Os santos erram, tal como o Papa
Não é frequente ouvir um líder político ou eclesiástico admitir que errou. Por vezes pretendem mesmo passar a imagem que nunca se enganam - e raramente têm dúvidas. Na semana passada, porém, ficou a saber-se pelo Papa Francisco que os santos erram. E ele também.
"Nem tudo o que um santo diz é plenamente fiel ao Evangelho, nem tudo o que faz é autêntico ou perfeito", escreveu Francisco na "Gaudete et exsultate", a sua última Exortação Apostólica. Nela refere que na vida dos santos podemos encontrar muitos "erros e quedas".
No início da semana, o Papa assumiu que também ele pode errar. Numa carta dirigida aos bispos do Chile, admite o seu equívoco e pede perdão às pessoas que se sentiram ofendidas com as suas palavras durante a viagem que fez àquele país.
Na verdade, a infalibilidade papal - promulgada no Concílio Vaticano I, em 1870 - não se refere a tudo o que o Papa diz e faz, mas só a determinados atos que exigem adesão de toda a Igreja.
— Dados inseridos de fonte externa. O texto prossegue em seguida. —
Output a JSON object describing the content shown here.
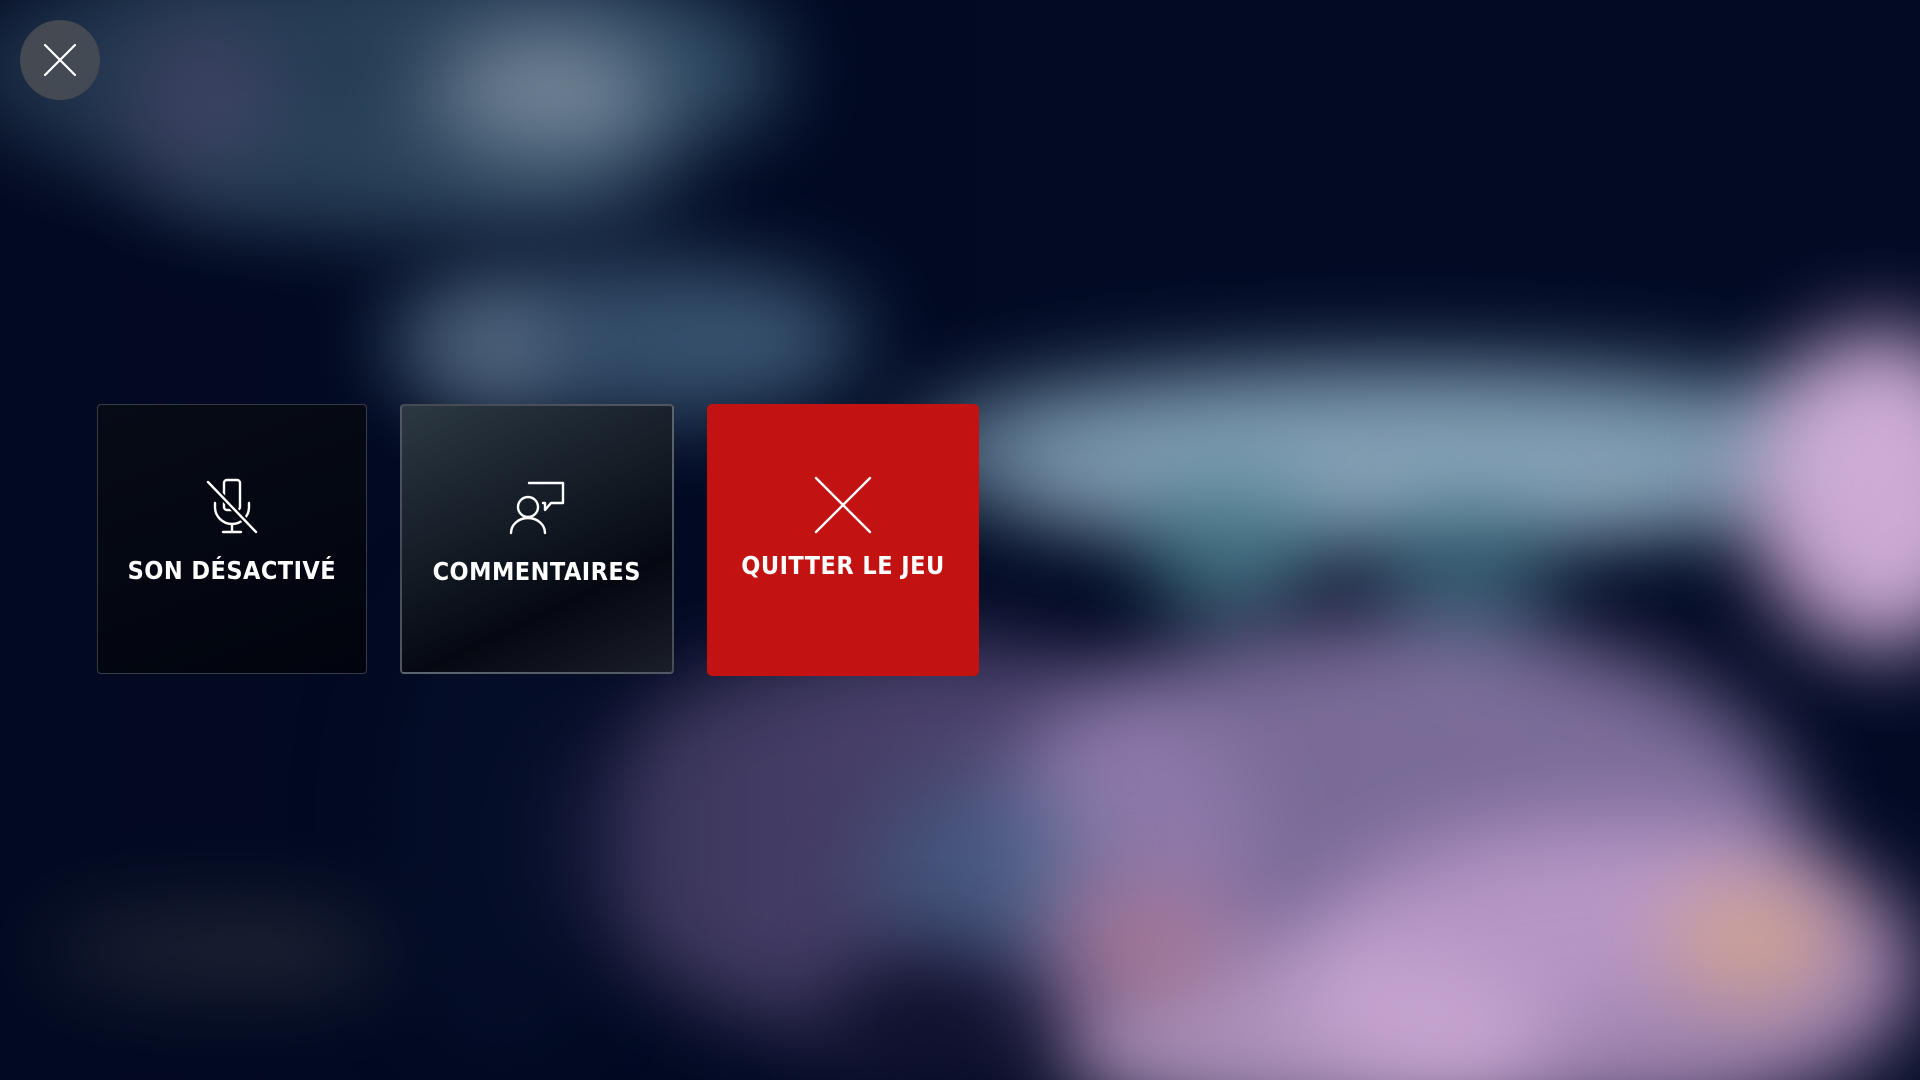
{
  "overlay": {
    "close_icon": "close-icon"
  },
  "menu": {
    "tiles": [
      {
        "label": "SON DÉSACTIVÉ",
        "icon": "microphone-muted-icon",
        "color": "#03060f"
      },
      {
        "label": "COMMENTAIRES",
        "icon": "user-feedback-icon",
        "color": "#1c2530"
      },
      {
        "label": "QUITTER LE JEU",
        "icon": "close-icon",
        "color": "#c21211"
      }
    ]
  },
  "colors": {
    "background": "#020a24",
    "close_button": "#484c54",
    "accent_red": "#c21211",
    "text": "#ffffff"
  }
}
Desde que foi definida só foi invocada por Pio XII, na proclamação do dogma da Assunção de Maria ao Céu, em 1950. Antes dessa promulgação, só foi reconhecida em cerca de meia dúzia de documentos papais.
Na visita ao Chile, no início deste ano, o Papa disse que não havia provas de que D. Juan Barros, o bispo que ele nomeou para Osorno em 2015, tivesse encoberto os abusos sexuais sobre menores do padre Fernando Karadima. Este sacerdote foi considerado culpado pelos tribunais da Santa Sé e suspenso em 2011.
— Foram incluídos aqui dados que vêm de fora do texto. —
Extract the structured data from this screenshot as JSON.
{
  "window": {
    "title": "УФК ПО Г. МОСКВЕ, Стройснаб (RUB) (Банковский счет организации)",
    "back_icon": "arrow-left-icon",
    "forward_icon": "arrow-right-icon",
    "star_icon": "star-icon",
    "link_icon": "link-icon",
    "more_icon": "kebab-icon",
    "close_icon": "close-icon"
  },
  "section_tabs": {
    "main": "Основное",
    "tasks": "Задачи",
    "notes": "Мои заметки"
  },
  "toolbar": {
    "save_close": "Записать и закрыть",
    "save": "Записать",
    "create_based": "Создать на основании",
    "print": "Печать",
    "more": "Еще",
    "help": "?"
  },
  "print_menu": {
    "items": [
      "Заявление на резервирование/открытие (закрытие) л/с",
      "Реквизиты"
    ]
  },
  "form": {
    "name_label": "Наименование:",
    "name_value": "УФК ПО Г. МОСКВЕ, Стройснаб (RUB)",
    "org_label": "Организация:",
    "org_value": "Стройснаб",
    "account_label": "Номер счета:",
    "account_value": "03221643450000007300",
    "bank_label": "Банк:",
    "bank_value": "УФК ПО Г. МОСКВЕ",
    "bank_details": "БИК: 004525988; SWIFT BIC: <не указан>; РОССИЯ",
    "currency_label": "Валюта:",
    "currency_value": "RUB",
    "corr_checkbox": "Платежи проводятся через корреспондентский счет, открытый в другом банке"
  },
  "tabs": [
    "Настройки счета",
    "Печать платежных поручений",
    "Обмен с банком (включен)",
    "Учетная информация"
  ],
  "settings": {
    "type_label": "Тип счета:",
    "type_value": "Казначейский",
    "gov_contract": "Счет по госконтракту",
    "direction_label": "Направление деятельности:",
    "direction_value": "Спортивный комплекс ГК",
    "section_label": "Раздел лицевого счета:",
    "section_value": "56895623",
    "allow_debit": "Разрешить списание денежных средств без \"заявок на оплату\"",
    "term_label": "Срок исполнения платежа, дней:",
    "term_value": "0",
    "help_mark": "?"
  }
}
Graças às diretrizes de Bento XVI, a Igreja Católica mudou de atitude em relação a estes crimes e passou a censurar também quem no seu interior os procurava encobrir. Por isso, os católicos chilenos não viram com bons olhos a nomeação de Barros para a diocese de Osorno e as vítimas de abusos sexuais ficaram ofendidas pelas palavras do Papa que punham em causa o seu testemunho.
Na viagem de regresso do Chile o Papa admitiu que a expressão "prova" não terá sido a mais correta e comprometeu-se a mudar de opinião se lhe fossem apresentadas evidências das suspeitas. Enviou ao Chile e a Nova Iorque o arcebispo de Malta, Charles Scicluna, para ouvir as vítimas dos abusos. Este, no seu regresso, entregou ao Papa um relatório de 2300 páginas!
Depois de o ler, o Papa sentiu-se obrigado a escrever aos bispos chilenos para convocá-los para um encontro no Vaticano. Nessa carta, com humildade, diz: "No que diz respeito a mim, reconheço e quero que vocês transmitam com fidelidade que cometi graves equívocos de avaliação e perceção da situação, especialmente devido a uma falta de informação verdadeira e equilibrada. Por isso, peço perdão a todas as pessoas que ofendi e espero poder fazê-lo pessoalmente, nas próximas semanas, nas reuniões que terei com representantes das pessoas entrevistadas".
As três principais vítimas de Karadima, que acusam Barros de encobrimento, irão passar alguns dias com o Papa Francisco no final deste mês. Terão então a oportunidade de lhe expressarem, não só o que sofreram quando foram abusados, mas também como alguns clérigos os tentaram calar, difamar e desacreditar.
Desta forma, o Papa está a ensinar, com o seu exemplo, não só a reconhecer erros e a pedir perdão, mas também a tentar reparar alguns danos.